Returning to this theme yesterday, Mr Moss told Tribune Business: “The Bahamas needs to get out in front of this with what we are doing. The model we are using is so dead wrong.

“The promotions by the Bahamas are not having the effect they could have if we had the right model. Yet we continue to fight in the pack of being a ‘tax haven’.

“We ought to move post haste to change our image. We ought to take the lead before some other Caribbean jurisdiction does, and then we find ourselves behind and playing catch up,” he added.

“We are behind the ‘8 ball’, and I fear the jurisdiction is going to suffer the consequences.”

Mr Moss also called for more Bahamian ownership in the international segment of the financial services industry, and said foreign-owned practitioners ought not to be admitted if they were coming here merely to incorporate companies.

He argued that the ‘Panama Papers’ episode ought to give the Government pause for thought before pushing the Bar Association to ‘open up’ to foreign attorneys.

“They ought to be very careful in the manner in which they grow the industry,” Mr Moss told Tribune Business. “They cannot grow it by liberalising the Bar. They cannot grow it by being a ‘tax haven’.

The 11.5 million Mossack Fonseca documents, obtained by the International Consortium of Investigative Journalists (ICIJ), listed the Bahamas as the firm’s third most-popular jurisdiction for companies incorporations - 15,915, behind Panama and the British Virgin Islands.

That is unsurprising, given that Mossack Fonseca has a physical presence in the Bahamas via its financial and corporate services provider subsidiary.

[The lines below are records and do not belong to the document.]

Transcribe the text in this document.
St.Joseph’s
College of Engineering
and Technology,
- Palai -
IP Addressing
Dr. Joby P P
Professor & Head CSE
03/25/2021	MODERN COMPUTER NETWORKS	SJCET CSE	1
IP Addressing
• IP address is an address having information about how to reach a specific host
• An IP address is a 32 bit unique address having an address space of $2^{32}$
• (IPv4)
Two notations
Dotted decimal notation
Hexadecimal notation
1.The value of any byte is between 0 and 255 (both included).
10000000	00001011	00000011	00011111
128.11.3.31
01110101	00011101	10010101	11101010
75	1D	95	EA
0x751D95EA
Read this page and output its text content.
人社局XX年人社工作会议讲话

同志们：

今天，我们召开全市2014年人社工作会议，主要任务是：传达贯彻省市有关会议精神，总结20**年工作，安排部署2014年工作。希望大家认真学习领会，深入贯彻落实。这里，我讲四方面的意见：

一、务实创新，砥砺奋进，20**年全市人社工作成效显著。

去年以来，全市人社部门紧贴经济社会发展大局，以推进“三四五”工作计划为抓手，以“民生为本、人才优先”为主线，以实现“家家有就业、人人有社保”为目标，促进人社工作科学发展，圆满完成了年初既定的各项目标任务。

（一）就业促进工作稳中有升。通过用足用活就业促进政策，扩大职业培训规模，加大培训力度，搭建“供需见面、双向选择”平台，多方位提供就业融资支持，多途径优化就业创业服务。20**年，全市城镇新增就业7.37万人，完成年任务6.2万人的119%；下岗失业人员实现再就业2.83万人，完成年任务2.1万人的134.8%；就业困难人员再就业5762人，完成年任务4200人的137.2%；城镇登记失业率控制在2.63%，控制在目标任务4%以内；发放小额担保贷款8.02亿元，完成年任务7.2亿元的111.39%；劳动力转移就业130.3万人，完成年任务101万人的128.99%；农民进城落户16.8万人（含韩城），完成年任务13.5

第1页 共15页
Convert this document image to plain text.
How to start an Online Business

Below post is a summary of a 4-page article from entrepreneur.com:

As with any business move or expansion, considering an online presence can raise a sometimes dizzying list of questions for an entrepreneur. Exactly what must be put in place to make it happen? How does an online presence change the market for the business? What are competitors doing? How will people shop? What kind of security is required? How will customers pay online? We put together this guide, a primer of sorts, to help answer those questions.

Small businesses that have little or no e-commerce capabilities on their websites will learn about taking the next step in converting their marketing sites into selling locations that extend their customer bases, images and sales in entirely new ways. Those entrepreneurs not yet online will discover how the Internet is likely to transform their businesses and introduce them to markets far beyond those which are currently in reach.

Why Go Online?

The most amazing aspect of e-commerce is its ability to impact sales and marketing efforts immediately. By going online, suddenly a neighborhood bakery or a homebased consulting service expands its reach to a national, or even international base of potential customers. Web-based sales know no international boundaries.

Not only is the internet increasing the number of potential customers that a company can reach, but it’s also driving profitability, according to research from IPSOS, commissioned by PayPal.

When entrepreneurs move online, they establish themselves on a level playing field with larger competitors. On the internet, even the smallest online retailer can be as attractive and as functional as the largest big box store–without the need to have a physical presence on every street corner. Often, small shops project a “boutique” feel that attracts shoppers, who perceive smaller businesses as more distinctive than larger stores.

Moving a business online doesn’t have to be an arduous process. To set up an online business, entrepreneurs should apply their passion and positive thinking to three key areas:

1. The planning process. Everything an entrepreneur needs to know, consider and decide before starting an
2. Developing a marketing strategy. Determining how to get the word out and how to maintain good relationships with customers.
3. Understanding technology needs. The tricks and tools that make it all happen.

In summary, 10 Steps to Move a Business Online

One world leader with alleged ties to the Bahamas is Maurico Marci, president of Argentina. He is listed as being a former director of Fleg Trading Ltd, a company incorporated in the Bahamas in 1998 that was dissolved in January 2009.

Comments

242gal 8 years, 1 month ago

You mean, Bahamas should consider cleaning up its act? And risk not allowing our politicians to take the "brown paper bag" in consideration for offshore incorporation? What kind of dreamer are you?

1

Well_mudda_take_sic 8 years, 1 month ago

What Mr. Moss does not know is that well placed sources have it that the U.S. Treasury and IRS already have several senior operatives planted within our country's financial services sector, including two of the largest law firms in the Bahamas. These operatives are typically dual nationals of the Bahamas and U.S. (or former dual nationals) who were born into prominent Bahamian families and have been educated and worked for a period of time in the U.S. Uncle Sam always goes about getting the more vital and sensitive information that it needs to protect its interests one way or another. Most of us also seem to have forgotten that the Bahamas was one of the first countries the U.S. National Security Agency (NSA) targeted for the recording of all voice and email communications transmitted within the Bahamas and to and from the Bahamas and other countries. That's right....100% of all such communications!

2

bogart 8 years, 1 month ago

When will the few remaining Luddites realize that nothing is secret. Calling for more Bahamian ownership in offshore is like asking Bank of the Bahamas shareholders to invest in this one. And now a Tax Haven. What more have we to lose with the present players? Its time for foreign lawyers and let market forces prevail. p.s. Will the first Lucayan, Taino, Arawak or Carib lawyer stand up as the true indigenous Bahamian lawyer so as to see who is who.